Shakedowns Alleged in School Hallways

GREENBELT, Md. (CN) - A high school student claims in court that his school district expelled him to retaliate for his truthful report that a school security guard shook down special ed students for cash.

Jasper Braswell sued the Board of Education of Prince George's County, in Federal Court.

Braswell's lawsuit comes 2 weeks after his teacher, Parris Easley, sued the board, claiming it fired him after he reported the guard to the school board hotline.

Braswell says in his complaint that he was a senior at Duval High School when Ulysses Lee, a school security guard, began regularly demanding money from him and other special education students.

"Mr. Lee extorted money from him by threatening to get him suspended for gambling," says Braswell, who suffers from attention deficit hyperactivity disorder.

"Mr. Braswell told Mr. Easley that Mr. Lee had been extorting money from him for at least a year."

Lee is not named as a defendant.

Braswell claims the guard kept the kids' money for himself, and after Easley reported the shakedowns to the school principal, both Easley and Braswell suffered retaliation: Braswell was expelled and Easley was fired after 16 years with the school.

Braswell claims that he, Lee and Easley met in the principal's office for a meeting, at which Lee "threatened Mr. Braswell repeatedly with the comment, 'Watch your back!'

"A few hours later, Mr.
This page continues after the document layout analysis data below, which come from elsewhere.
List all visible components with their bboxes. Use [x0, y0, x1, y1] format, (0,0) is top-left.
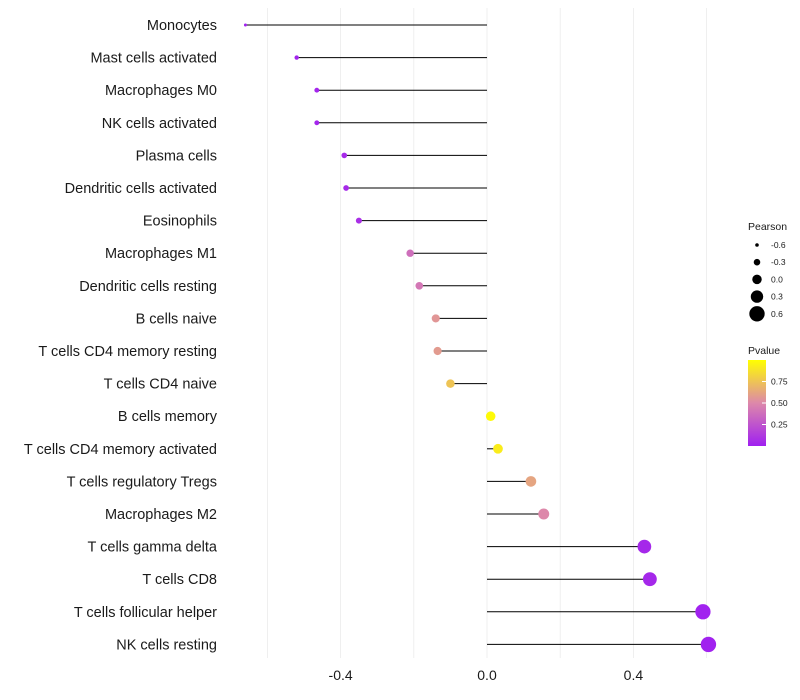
category-label: T cells CD4 naive	[104, 377, 217, 393]
data-point	[314, 120, 320, 126]
size-legend-title: Pearson	[748, 221, 787, 233]
color-legend-bar	[748, 360, 766, 446]
size-legend-key	[750, 290, 764, 303]
category-label: NK cells resting	[116, 637, 217, 653]
size-legend-label: 0.6	[771, 309, 783, 319]
size-legend-key	[752, 274, 762, 285]
size-legend-key	[755, 243, 759, 247]
color-legend-label: 0.25	[771, 420, 788, 430]
data-point	[355, 217, 362, 224]
size-legend-label: -0.6	[771, 240, 786, 250]
data-point	[343, 185, 349, 191]
data-point	[406, 249, 414, 257]
size-legend-key	[753, 258, 761, 266]
x-axis-ticks: -0.4 0.0 0.4	[329, 667, 644, 683]
category-label: T cells gamma delta	[88, 540, 218, 556]
data-point	[538, 508, 550, 520]
color-legend-label: 0.75	[771, 377, 788, 387]
data-point	[243, 23, 247, 27]
data-point	[637, 539, 652, 554]
data-point	[415, 281, 424, 290]
color-legend-label: 0.50	[771, 398, 788, 408]
category-label: T cells follicular helper	[74, 605, 217, 621]
size-legend-label: 0.0	[771, 274, 783, 284]
grid-lines	[266, 8, 707, 658]
category-label: B cells naive	[136, 311, 217, 327]
size-legend-label: -0.3	[771, 257, 786, 267]
size-legend-label: 0.3	[771, 292, 783, 302]
category-label: Macrophages M0	[105, 83, 217, 99]
data-point	[493, 443, 503, 454]
category-label: NK cells activated	[102, 116, 217, 132]
data-point	[485, 411, 496, 421]
data-point	[341, 152, 348, 159]
size-legend-key	[749, 306, 765, 322]
category-label: Mast cells activated	[90, 51, 217, 67]
data-point	[431, 314, 440, 323]
data-point	[695, 604, 711, 620]
category-labels: Monocytes Mast cells activated Macrophages…	[24, 18, 218, 653]
category-label: Macrophages M1	[105, 246, 217, 262]
category-label: Dendritic cells resting	[79, 279, 217, 295]
points	[243, 23, 717, 653]
data-point	[525, 476, 537, 487]
category-label: T cells CD8	[142, 572, 217, 588]
category-label: B cells memory	[118, 409, 218, 425]
category-label: T cells CD4 memory activated	[24, 442, 217, 458]
color-legend: Pvalue 0.75 0.50 0.25	[748, 345, 788, 446]
x-tick-label: 0.4	[624, 667, 644, 683]
data-point	[642, 572, 657, 587]
category-label: Dendritic cells activated	[65, 181, 217, 197]
category-label: Monocytes	[147, 18, 217, 34]
category-label: T cells regulatory Tregs	[67, 474, 217, 490]
x-tick-label: 0.0	[477, 667, 497, 683]
data-point	[314, 87, 320, 93]
category-label: Macrophages M2	[105, 507, 217, 523]
category-label: Eosinophils	[143, 214, 217, 230]
category-label: Plasma cells	[136, 148, 217, 164]
data-point	[446, 379, 455, 388]
size-legend: Pearson -0.6 -0.3 0.0 0.3 0.6	[748, 221, 787, 322]
data-point	[294, 55, 299, 60]
data-point	[433, 346, 442, 356]
color-legend-title: Pvalue	[748, 345, 780, 357]
stems	[245, 24, 709, 645]
data-point	[700, 636, 717, 653]
category-label: T cells CD4 memory resting	[38, 344, 217, 360]
x-tick-label: -0.4	[329, 667, 353, 683]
Lee followed Mr. Braswell into a school bathroom and falsely accused him of gambling on school property," according to the complaint.
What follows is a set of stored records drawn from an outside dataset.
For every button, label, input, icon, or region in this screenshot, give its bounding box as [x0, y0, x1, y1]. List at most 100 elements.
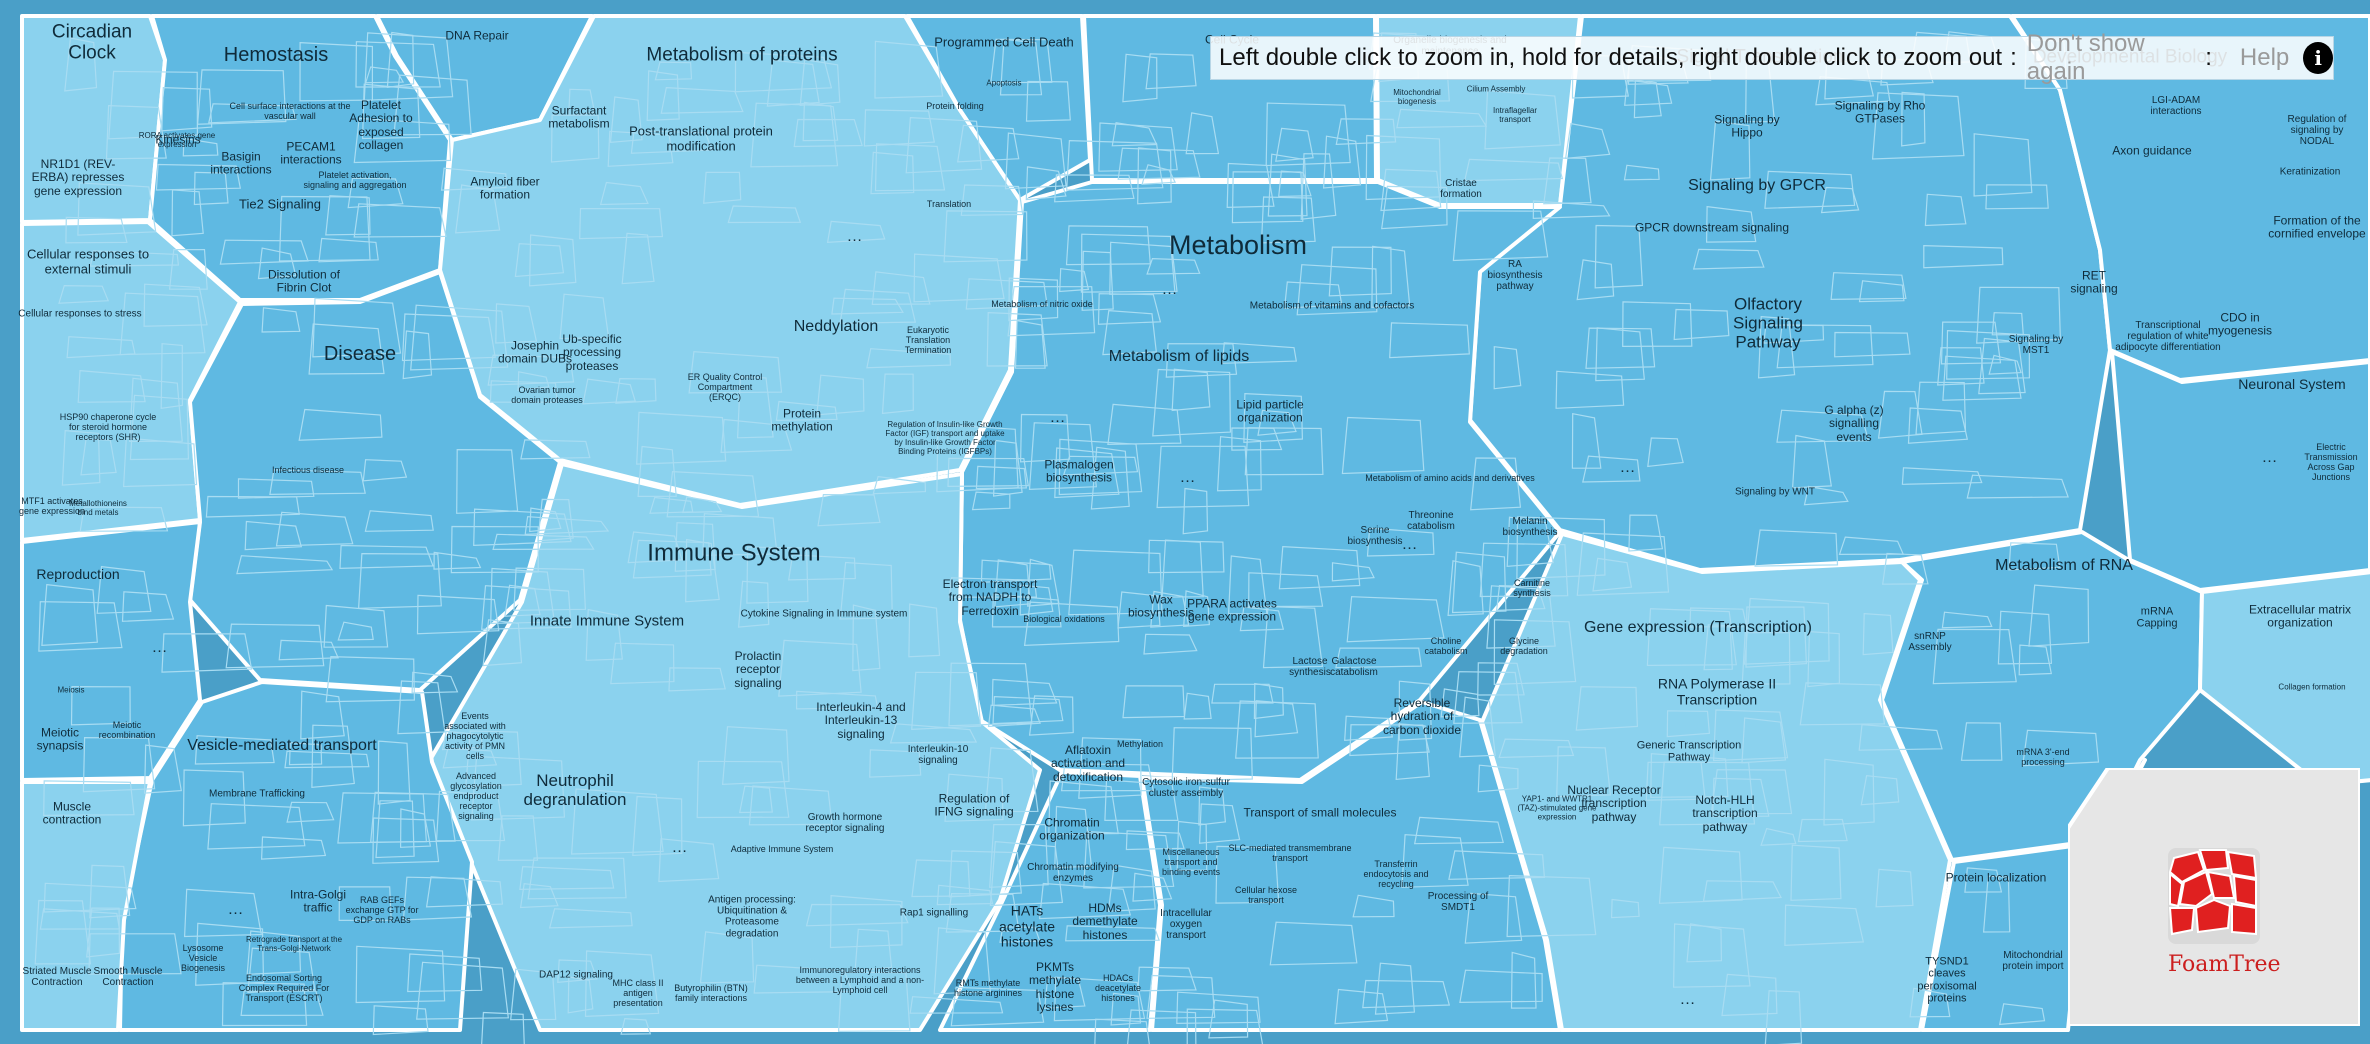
pathway-label[interactable]: Intracellular oxygen transport: [1160, 908, 1212, 942]
sub-cell[interactable]: [393, 74, 472, 136]
sub-cell[interactable]: [129, 377, 183, 443]
sub-cell[interactable]: [473, 508, 572, 547]
sub-cell[interactable]: [143, 283, 208, 327]
pathway-label[interactable]: Intraflagellar transport: [1492, 106, 1538, 124]
sub-cell[interactable]: [913, 253, 1005, 303]
sub-cell[interactable]: [1257, 409, 1297, 436]
pathway-label[interactable]: Choline catabolism: [1424, 635, 1468, 656]
pathway-label[interactable]: Threonine catabolism: [1407, 509, 1455, 532]
sub-cell[interactable]: [1260, 196, 1316, 244]
pathway-label[interactable]: HDACs deacetylate histones: [1094, 972, 1142, 1004]
sub-cell[interactable]: [1269, 921, 1358, 966]
sub-cell[interactable]: [1452, 210, 1549, 262]
sub-cell[interactable]: [1973, 133, 2033, 197]
sub-cell[interactable]: [636, 411, 727, 465]
pathway-label[interactable]: DAP12 signaling: [539, 969, 613, 981]
sub-cell[interactable]: [497, 815, 539, 861]
sub-cell[interactable]: [753, 964, 853, 994]
sub-cell[interactable]: [399, 808, 432, 848]
sub-cell[interactable]: [182, 769, 246, 827]
sub-cell[interactable]: [863, 109, 936, 147]
sub-cell[interactable]: [1875, 868, 1914, 908]
pathway-label[interactable]: Translation: [926, 198, 972, 209]
sub-cell[interactable]: [610, 642, 675, 685]
sub-cell[interactable]: [513, 567, 587, 611]
sub-cell[interactable]: [1463, 158, 1564, 182]
sub-cell[interactable]: [1506, 516, 1554, 568]
sub-cell[interactable]: [108, 70, 199, 140]
pathway-label[interactable]: Neddylation: [793, 318, 879, 336]
sub-cell[interactable]: [1248, 572, 1324, 608]
pathway-label[interactable]: Regulation of IFNG signaling: [934, 791, 1014, 819]
collapsed-more-marker[interactable]: …: [2261, 449, 2279, 467]
pathway-label[interactable]: Retrograde transport at the Trans-Golgi-…: [245, 935, 343, 953]
sub-cell[interactable]: [630, 130, 713, 154]
sub-cell[interactable]: [171, 189, 204, 237]
sub-cell[interactable]: [874, 40, 944, 99]
pathway-label[interactable]: CDO in myogenesis: [2207, 310, 2273, 338]
sub-cell[interactable]: [1125, 830, 1185, 851]
sub-cell[interactable]: [77, 369, 146, 403]
sub-cell[interactable]: [1937, 347, 1985, 386]
pathway-label[interactable]: Dissolution of Fibrin Clot: [267, 267, 341, 295]
sub-cell[interactable]: [375, 800, 415, 859]
sub-cell[interactable]: [1705, 205, 1757, 243]
sub-cell[interactable]: [1083, 830, 1175, 889]
pathway-label[interactable]: Carnitine synthesis: [1513, 577, 1551, 598]
sub-cell[interactable]: [161, 86, 213, 132]
group-cell-disease[interactable]: [188, 270, 562, 692]
sub-cell[interactable]: [397, 680, 446, 735]
sub-cell[interactable]: [520, 439, 591, 460]
sub-cell[interactable]: [410, 304, 509, 371]
sub-cell[interactable]: [65, 216, 128, 244]
pathway-label[interactable]: Innate Immune System: [529, 612, 685, 630]
sub-cell[interactable]: [615, 377, 657, 404]
pathway-label[interactable]: RMTs methylate histone arginines: [953, 977, 1023, 998]
sub-cell[interactable]: [288, 741, 323, 766]
pathway-label[interactable]: Cytosolic iron-sulfur cluster assembly: [1142, 776, 1230, 799]
sub-cell[interactable]: [347, 177, 404, 209]
pathway-label[interactable]: Chromatin modifying enzymes: [1027, 861, 1119, 884]
sub-cell[interactable]: [599, 181, 649, 206]
sub-cell[interactable]: [1262, 605, 1324, 669]
sub-cell[interactable]: [1335, 647, 1422, 669]
sub-cell[interactable]: [1760, 827, 1797, 846]
sub-cell[interactable]: [1019, 413, 1071, 463]
sub-cell[interactable]: [1830, 272, 1907, 301]
sub-cell[interactable]: [1440, 688, 1480, 718]
sub-cell[interactable]: [160, 343, 184, 409]
sub-cell[interactable]: [826, 220, 886, 244]
sub-cell[interactable]: [325, 655, 416, 703]
sub-cell[interactable]: [1712, 777, 1770, 818]
sub-cell[interactable]: [416, 594, 500, 635]
sub-cell[interactable]: [1623, 164, 1660, 181]
sub-cell[interactable]: [948, 850, 1022, 898]
sub-cell[interactable]: [407, 953, 483, 993]
sub-cell[interactable]: [1582, 455, 1641, 483]
sub-cell[interactable]: [489, 380, 558, 403]
sub-cell[interactable]: [1081, 250, 1114, 311]
sub-cell[interactable]: [269, 469, 366, 496]
sub-cell[interactable]: [666, 470, 760, 518]
sub-cell[interactable]: [1183, 692, 1212, 720]
sub-cell[interactable]: [122, 437, 198, 488]
sub-cell[interactable]: [1025, 166, 1067, 201]
pathway-label[interactable]: Growth hormone receptor signaling: [805, 811, 885, 834]
sub-cell[interactable]: [874, 143, 946, 192]
sub-cell[interactable]: [1776, 324, 1874, 369]
sub-cell[interactable]: [688, 351, 783, 394]
sub-cell[interactable]: [318, 237, 379, 263]
pathway-label[interactable]: Josephin domain DUBs: [497, 338, 573, 366]
pathway-label[interactable]: Advanced glycosylation endproduct recept…: [450, 770, 502, 822]
sub-cell[interactable]: [1381, 185, 1448, 230]
sub-cell[interactable]: [1182, 487, 1209, 535]
sub-cell[interactable]: [750, 102, 839, 168]
sub-cell[interactable]: [1090, 446, 1130, 510]
pathway-label[interactable]: Reversible hydration of carbon dioxide: [1382, 695, 1462, 737]
pathway-label[interactable]: Metabolism of nitric oxide: [991, 298, 1093, 309]
sub-cell[interactable]: [278, 195, 371, 262]
pathway-label[interactable]: MTF1 activates gene expression: [18, 495, 86, 516]
sub-cell[interactable]: [948, 662, 1033, 727]
sub-cell[interactable]: [557, 959, 598, 983]
sub-cell[interactable]: [1646, 608, 1737, 667]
The accusation prompted his expulsion, Braswell says.

Under Prince George's County Public Schools' Code of Student Conduct, only a superintendent can suspend a student for more than 5 days, but Eric Harrison, the Duval principal, expelled Braswell and reported him to the Maryland Department of Juvenile Services for gambling, Braswell says.

Easley said in his federal complaint that after Braswell was expelled, he saw Lee assault another student, slamming him up against a wall and putting him in a choke hold.

"The student was then expelled from Duval High School," Easley said in his complaint.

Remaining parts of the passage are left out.